The Uganda National Bureau of Statistics (UNBS) has asked consumers to be cautious of the fuel prices displayed by various stations.
Launching the fuel quality and quantity awareness campaign at City Oil, Namirembe road, Ben Manyindo, the UNBS executive director, said many people were swayed by the prices displayed at the station.
"The first thing that attracts you to the fuel station is the price. But how many of you check whether the price on the display is the one on the meter of that fuel pump?" Manyindo asked.
He urged the consumers to be vigilant whenever they are fuelling their vehicles to ensure that fuel pumps have the right sales and UNBS calibration stickers. The campaign is part of the activities by UNBS as it celebrates 25 years of service under the theme: Quality products, quality life through standards.
Representing the ministry of Energy and Mineral Development, Julius Onen said the variations in prices have forced oil dealers to engage in many unscrupulous activities, which has hurt consumers.
"We have a challenge with transporters or drivers of trucks tampering with the fuel products before they even reach the border points," Onen said.

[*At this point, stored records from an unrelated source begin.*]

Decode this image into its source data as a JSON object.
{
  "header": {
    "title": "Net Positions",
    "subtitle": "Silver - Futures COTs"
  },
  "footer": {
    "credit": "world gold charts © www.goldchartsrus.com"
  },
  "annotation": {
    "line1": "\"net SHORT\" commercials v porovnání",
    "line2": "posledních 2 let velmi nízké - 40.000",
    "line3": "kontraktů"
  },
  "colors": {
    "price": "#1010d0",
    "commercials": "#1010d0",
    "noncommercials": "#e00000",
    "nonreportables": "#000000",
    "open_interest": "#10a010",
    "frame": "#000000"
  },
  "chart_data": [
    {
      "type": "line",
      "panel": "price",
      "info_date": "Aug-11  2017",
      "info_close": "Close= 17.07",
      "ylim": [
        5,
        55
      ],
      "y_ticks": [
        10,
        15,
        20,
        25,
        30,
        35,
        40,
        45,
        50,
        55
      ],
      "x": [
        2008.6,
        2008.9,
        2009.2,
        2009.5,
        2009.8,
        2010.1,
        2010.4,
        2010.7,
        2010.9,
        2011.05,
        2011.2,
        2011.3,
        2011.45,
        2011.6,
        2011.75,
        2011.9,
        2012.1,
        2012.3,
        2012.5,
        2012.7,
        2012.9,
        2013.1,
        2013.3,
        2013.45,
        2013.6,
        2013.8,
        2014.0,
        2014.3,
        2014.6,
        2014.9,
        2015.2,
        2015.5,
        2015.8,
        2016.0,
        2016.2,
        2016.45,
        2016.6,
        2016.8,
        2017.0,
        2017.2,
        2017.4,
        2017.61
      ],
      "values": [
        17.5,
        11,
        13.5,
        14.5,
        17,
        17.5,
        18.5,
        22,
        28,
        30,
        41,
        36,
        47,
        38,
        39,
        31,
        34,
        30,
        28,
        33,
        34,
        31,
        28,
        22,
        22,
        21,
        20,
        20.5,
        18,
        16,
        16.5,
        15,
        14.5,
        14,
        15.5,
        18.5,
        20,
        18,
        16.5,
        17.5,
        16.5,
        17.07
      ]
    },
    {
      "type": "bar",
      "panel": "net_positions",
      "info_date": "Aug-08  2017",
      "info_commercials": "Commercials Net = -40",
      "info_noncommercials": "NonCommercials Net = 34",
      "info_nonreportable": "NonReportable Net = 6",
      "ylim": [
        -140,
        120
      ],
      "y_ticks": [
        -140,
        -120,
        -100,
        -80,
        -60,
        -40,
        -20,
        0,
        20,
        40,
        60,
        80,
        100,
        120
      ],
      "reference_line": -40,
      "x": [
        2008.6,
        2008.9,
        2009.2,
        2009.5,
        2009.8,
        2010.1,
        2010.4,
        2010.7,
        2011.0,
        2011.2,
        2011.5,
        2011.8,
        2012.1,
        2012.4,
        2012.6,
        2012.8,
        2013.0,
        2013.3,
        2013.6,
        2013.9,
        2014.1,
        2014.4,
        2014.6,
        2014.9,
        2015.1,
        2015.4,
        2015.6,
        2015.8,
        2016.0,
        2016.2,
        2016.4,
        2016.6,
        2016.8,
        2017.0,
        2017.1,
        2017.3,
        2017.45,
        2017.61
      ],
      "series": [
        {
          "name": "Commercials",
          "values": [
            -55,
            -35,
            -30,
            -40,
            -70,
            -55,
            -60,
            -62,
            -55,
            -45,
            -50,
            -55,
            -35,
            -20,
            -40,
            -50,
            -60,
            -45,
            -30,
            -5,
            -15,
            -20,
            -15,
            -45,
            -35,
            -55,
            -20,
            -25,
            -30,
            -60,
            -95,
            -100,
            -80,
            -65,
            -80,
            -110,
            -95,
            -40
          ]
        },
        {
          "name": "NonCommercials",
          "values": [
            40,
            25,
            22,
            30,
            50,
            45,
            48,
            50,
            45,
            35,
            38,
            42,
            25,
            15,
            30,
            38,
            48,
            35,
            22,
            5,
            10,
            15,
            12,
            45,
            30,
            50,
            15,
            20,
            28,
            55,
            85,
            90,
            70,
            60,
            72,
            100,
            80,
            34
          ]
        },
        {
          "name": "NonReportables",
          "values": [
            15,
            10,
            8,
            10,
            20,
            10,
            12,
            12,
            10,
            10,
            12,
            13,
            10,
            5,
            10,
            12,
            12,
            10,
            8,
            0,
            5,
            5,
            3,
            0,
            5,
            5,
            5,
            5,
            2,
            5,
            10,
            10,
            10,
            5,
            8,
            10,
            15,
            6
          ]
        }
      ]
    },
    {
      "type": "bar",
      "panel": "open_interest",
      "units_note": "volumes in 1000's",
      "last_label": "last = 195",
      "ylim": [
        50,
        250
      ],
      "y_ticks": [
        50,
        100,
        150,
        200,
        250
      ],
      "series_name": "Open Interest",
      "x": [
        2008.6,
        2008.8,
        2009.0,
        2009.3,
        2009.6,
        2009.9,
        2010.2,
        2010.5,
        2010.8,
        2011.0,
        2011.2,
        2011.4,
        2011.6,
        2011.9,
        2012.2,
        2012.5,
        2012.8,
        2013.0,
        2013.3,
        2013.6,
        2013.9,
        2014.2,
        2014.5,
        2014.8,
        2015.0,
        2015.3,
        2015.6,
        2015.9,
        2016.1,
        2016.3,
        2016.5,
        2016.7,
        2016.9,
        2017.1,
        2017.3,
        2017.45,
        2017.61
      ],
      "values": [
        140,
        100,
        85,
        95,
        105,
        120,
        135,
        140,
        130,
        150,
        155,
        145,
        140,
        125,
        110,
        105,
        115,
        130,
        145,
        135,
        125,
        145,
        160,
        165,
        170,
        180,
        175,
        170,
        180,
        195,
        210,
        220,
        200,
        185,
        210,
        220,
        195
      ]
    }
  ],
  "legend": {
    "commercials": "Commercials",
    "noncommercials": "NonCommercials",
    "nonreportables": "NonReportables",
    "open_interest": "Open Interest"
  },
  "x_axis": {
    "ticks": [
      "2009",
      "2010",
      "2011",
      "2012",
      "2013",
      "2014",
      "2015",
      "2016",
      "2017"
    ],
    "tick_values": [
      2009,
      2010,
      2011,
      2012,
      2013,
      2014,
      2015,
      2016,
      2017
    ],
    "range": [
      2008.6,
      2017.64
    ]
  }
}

He explained that activities such as dumping and smuggling of adulterated fuel are done at night, denying Uganda Revenue Authority tax. However, since the launch of the fuel marking and monitoring programme (FMP), fuel adulteration has reduced from 30 per cent in 2009 to less than three per cent in June this year, according to UNBS statistics.
Fuel adulteration is mainly done by mixing petrol or diesel with paraffin and sometimes water. On average, UNBS receives two complaints on fuel per week.
"The complaints show that consumers are beginning to respond but I know many people suffer in silence," he said, urging the public to continuously lodge complaints to UNBS through their toll-free number 0800133133.
The campaign is expected to roll out to various fuel stations until August 24.